By PAUL PANCKHURST

Shareholders of gin and vodka maker 42 Below - the company whose share price last month plunged on listing - yesterday got a look inside the books.

They saw little steps towards big goals.

Valued as a $50 million business by the share float, the company reported sales of $1 million for the six months to September 30.

That was up on the $504,000 for the 11 months to March 31.

The company's loss before one-offs of $445,000 was lifted to a bottomline profit of $711,000 through the founder shareholders forgiving a $1.16 million advance, as flagged in the prospectus for the share issue.

The company's first-quarter sales of $450,000 and second-quarter sales of $640,000 were in line with the prospectus.

That document, dated September 12, said the company had hit per quarter sales of $614,650.

Director Grant Braker was cautious yesterday on the outlook.

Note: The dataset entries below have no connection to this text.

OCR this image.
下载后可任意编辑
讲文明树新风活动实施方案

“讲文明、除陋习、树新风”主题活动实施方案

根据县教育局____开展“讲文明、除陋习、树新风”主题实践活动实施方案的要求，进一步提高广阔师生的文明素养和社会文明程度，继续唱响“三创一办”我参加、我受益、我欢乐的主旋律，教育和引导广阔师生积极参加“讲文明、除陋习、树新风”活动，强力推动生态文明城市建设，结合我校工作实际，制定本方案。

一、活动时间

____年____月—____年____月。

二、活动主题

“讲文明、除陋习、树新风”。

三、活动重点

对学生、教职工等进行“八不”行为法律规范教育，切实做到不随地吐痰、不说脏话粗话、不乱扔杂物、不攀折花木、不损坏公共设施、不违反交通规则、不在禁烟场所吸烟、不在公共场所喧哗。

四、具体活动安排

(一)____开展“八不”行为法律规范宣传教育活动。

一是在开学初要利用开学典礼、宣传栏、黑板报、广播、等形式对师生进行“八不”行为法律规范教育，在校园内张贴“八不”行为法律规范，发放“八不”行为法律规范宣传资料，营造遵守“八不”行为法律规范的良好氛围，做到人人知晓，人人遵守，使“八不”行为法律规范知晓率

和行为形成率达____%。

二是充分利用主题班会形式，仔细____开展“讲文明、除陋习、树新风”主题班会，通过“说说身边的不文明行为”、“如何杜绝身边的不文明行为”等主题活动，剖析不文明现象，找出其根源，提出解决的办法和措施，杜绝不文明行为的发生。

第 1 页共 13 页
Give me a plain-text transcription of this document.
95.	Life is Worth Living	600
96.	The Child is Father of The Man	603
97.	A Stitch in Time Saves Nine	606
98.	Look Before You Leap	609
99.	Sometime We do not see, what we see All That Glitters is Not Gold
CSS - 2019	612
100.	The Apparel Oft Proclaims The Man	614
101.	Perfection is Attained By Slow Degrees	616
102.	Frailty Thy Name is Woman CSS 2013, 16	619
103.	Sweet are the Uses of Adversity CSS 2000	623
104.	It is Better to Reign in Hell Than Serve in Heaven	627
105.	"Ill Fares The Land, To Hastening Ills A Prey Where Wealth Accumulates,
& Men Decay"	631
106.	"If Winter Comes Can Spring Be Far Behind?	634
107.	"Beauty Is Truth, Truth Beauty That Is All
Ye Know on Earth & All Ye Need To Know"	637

He said "early indications at the start of quarter three were that this level of growth would continue in the near term".

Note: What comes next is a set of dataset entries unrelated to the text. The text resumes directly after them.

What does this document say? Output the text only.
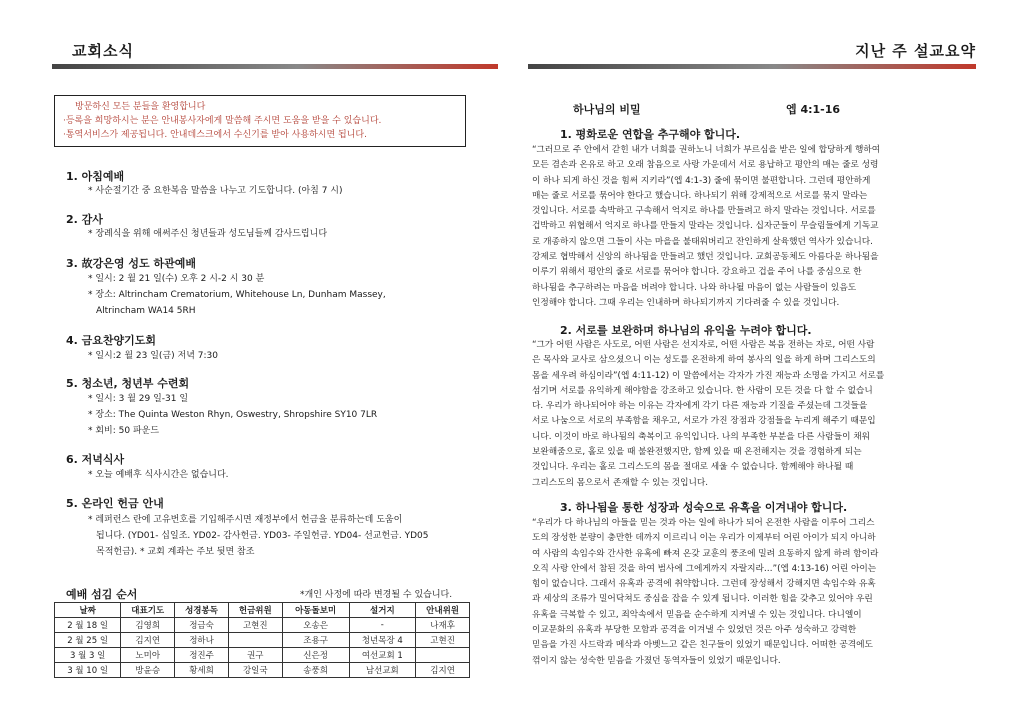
교회소식	지난 주 설교요약
방문하신 모든 분들을 환영합니다
·등록을 희망하시는 분은 안내봉사자에게 말씀해 주시면 도움을 받을 수 있습니다.
·통역서비스가 제공됩니다. 안내데스크에서 수신기를 받아 사용하시면 됩니다.
1. 아침예배
* 사순절기간 중 요한복음 말씀을 나누고 기도합니다. (아침 7 시)
2. 감사
* 장례식을 위해 애써주신 청년들과 성도님들께 감사드립니다
3. 故강은영 성도 하관예배
* 일시: 2 월 21 일(수) 오후 2 시-2 시 30 분
* 장소: Altrincham Crematorium, Whitehouse Ln, Dunham Massey,
Altrincham WA14 5RH
4. 금요찬양기도회
* 일시:2 월 23 일(금) 저녁 7:30
5. 청소년, 청년부 수련회
* 일시: 3 월 29 일-31 일
* 장소: The Quinta Weston Rhyn, Oswestry, Shropshire SY10 7LR
* 회비: 50 파운드
6. 저녁식사
* 오늘 예배후 식사시간은 없습니다.
5. 온라인 헌금 안내
* 레퍼런스 란에 고유번호를 기입해주시면 재정부에서 헌금을 분류하는데 도움이
됩니다. (YD01- 십일조. YD02- 감사헌금. YD03- 주일헌금. YD04- 선교헌금. YD05
목적헌금). * 교회 계좌는 주보 뒷면 참조
예배 섬김 순서	*개인 사정에 따라 변경될 수 있습니다.
날짜	대표기도	성경봉독	헌금위원	아동돌보미	설거지	안내위원
2 월 18 일	김영희	정금숙	고현진	오송은	-	나재후
2 월 25 일	김지연	정하나		조용구	청년목장 4	고현진
3 월 3 일	노미아	정진주	권구	신은정	여선교회 1	
3 월 10 일	방윤승	황세희	강일국	송풍희	남선교회	김지연
하나님의 비밀	엡 4:1-16
1. 평화로운 연합을 추구해야 합니다.
“그러므로 주 안에서 갇힌 내가 너희를 권하노니 너희가 부르심을 받은 일에 합당하게 행하여
모든 겸손과 온유로 하고 오래 참음으로 사랑 가운데서 서로 용납하고 평안의 매는 줄로 성령
이 하나 되게 하신 것을 힘써 지키라”(엡 4:1-3) 줄에 묶이면 불편합니다. 그런데 평안하게
매는 줄로 서로를 묶어야 한다고 했습니다. 하나되기 위해 강제적으로 서로를 묶지 말라는
것입니다. 서로를 속박하고 구속해서 억지로 하나를 만들려고 하지 말라는 것입니다. 서로를
겁박하고 위협해서 억지로 하나를 만들지 말라는 것입니다. 십자군들이 무슬림들에게 기독교
로 개종하지 않으면 그들이 사는 마을을 불태워버리고 잔인하게 살육했던 역사가 있습니다.
강제로 협박해서 신앙의 하나됨을 만들려고 했던 것입니다. 교회공동체도 아름다운 하나됨을
이루기 위해서 평안의 줄로 서로를 묶어야 합니다. 강요하고 겁을 주어 나를 중심으로 한
하나됨을 추구하려는 마음을 버려야 합니다. 나와 하나될 마음이 없는 사람들이 있음도
인정해야 합니다. 그때 우리는 인내하며 하나되기까지 기다려줄 수 있을 것입니다.
2. 서로를 보완하며 하나님의 유익을 누려야 합니다.
“그가 어떤 사람은 사도로, 어떤 사람은 선지자로, 어떤 사람은 복음 전하는 자로, 어떤 사람
은 목사와 교사로 삼으셨으니 이는 성도를 온전하게 하여 봉사의 일을 하게 하며 그리스도의
몸을 세우려 하심이라”(엡 4:11-12) 이 말씀에서는 각자가 가진 재능과 소명을 가지고 서로를
섬기며 서로를 유익하게 해야함을 강조하고 있습니다. 한 사람이 모든 것을 다 할 수 없습니
다. 우리가 하나되어야 하는 이유는 각자에게 각기 다른 재능과 기질을 주셨는데 그것들을
서로 나눔으로 서로의 부족함을 채우고, 서로가 가진 장점과 강점들을 누리게 해주기 때문입
니다. 이것이 바로 하나됨의 축복이고 유익입니다. 나의 부족한 부분을 다른 사람들이 채워
보완해줌으로, 홀로 있을 때 불완전했지만, 함께 있을 때 온전해지는 것을 경험하게 되는
것입니다. 우리는 홀로 그리스도의 몸을 절대로 세울 수 없습니다. 함께해야 하나될 때
그리스도의 몸으로서 존재할 수 있는 것입니다.
3. 하나됨을 통한 성장과 성숙으로 유혹을 이겨내야 합니다.
“우리가 다 하나님의 아들을 믿는 것과 아는 일에 하나가 되어 온전한 사람을 이루어 그리스
도의 장성한 분량이 충만한 데까지 이르리니 이는 우리가 이제부터 어린 아이가 되지 아니하
여 사람의 속임수와 간사한 유혹에 빠져 온갖 교훈의 풍조에 밀려 요동하지 않게 하려 함이라
오직 사랑 안에서 참된 것을 하여 범사에 그에게까지 자랄지라…”(엡 4:13-16) 어린 아이는
힘이 없습니다. 그래서 유혹과 공격에 취약합니다. 그런데 장성해서 강해지면 속임수와 유혹
과 세상의 조류가 밀어닥쳐도 중심을 잡을 수 있게 됩니다. 이러한 힘을 갖추고 있어야 우린
유혹을 극복할 수 있고, 죄악속에서 믿음을 순수하게 지켜낼 수 있는 것입니다. 다니엘이
이교문화의 유혹과 부당한 모함과 공격을 이겨낼 수 있었던 것은 아주 성숙하고 강력한
믿음을 가진 사드락과 메삭과 아벳느고 같은 친구들이 있었기 때문입니다. 어떠한 공격에도
꺾이지 않는 성숙한 믿음을 가졌던 동역자들이 있었기 때문입니다.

To stay on track with revenue projections in the prospectus, 42 Below needs to hit $2.2 million per quarter by August 31 next year.

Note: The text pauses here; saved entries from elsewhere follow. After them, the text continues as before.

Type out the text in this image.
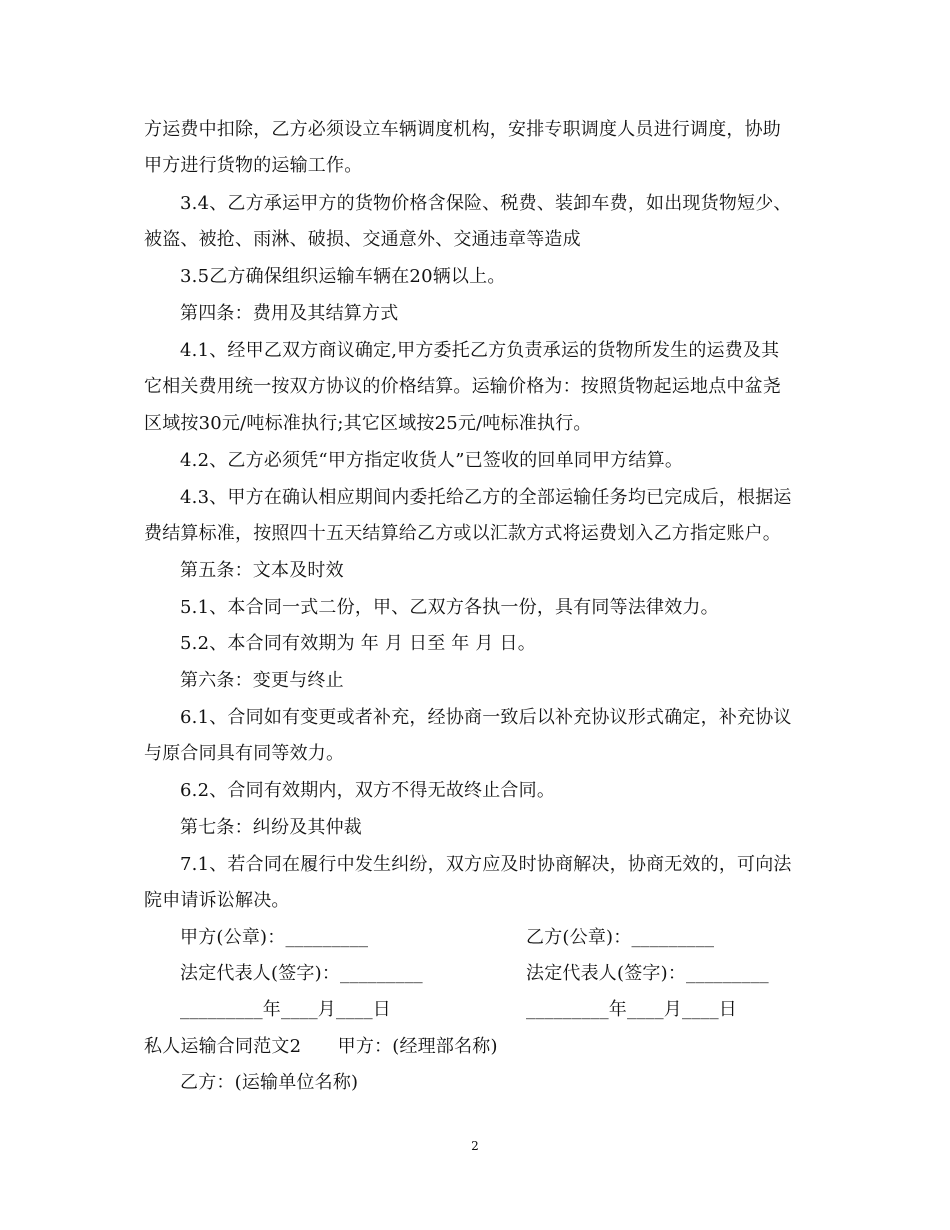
方运费中扣除，乙方必须设立车辆调度机构，安排专职调度人员进行调度，协助
甲方进行货物的运输工作。
3.4、乙方承运甲方的货物价格含保险、税费、装卸车费，如出现货物短少、
被盗、被抢、雨淋、破损、交通意外、交通违章等造成
3.5乙方确保组织运输车辆在20辆以上。
第四条：费用及其结算方式
4.1、经甲乙双方商议确定,甲方委托乙方负责承运的货物所发生的运费及其
它相关费用统一按双方协议的价格结算。运输价格为：按照货物起运地点中盆尧
区域按30元/吨标准执行;其它区域按25元/吨标准执行。
4.2、乙方必须凭“甲方指定收货人”已签收的回单同甲方结算。
4.3、甲方在确认相应期间内委托给乙方的全部运输任务均已完成后，根据运
费结算标准，按照四十五天结算给乙方或以汇款方式将运费划入乙方指定账户。
第五条：文本及时效
5.1、本合同一式二份，甲、乙双方各执一份，具有同等法律效力。
5.2、本合同有效期为 年 月 日至 年 月 日。
第六条：变更与终止
6.1、合同如有变更或者补充，经协商一致后以补充协议形式确定，补充协议
与原合同具有同等效力。
6.2、合同有效期内，双方不得无故终止合同。
第七条：纠纷及其仲裁
7.1、若合同在履行中发生纠纷，双方应及时协商解决，协商无效的，可向法
院申请诉讼解决。
甲方(公章)：_________	乙方(公章)：_________
法定代表人(签字)：_________	法定代表人(签字)：_________
_________年____月____日	_________年____月____日
私人运输合同范文2　　甲方：(经理部名称)
乙方：(运输单位名称)
2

The prospectus did not contain profit forecasts.

Critics say the company was over-valued and came to market too soon.

The organising broker, Direct Broking, said investors got a rare chance to buy into the early stage of a growth story.

The company started trading in May last year. It aims to be a global premium brand.

Its shares closed steady at 37c yesterday, well below the 50c initial offer price.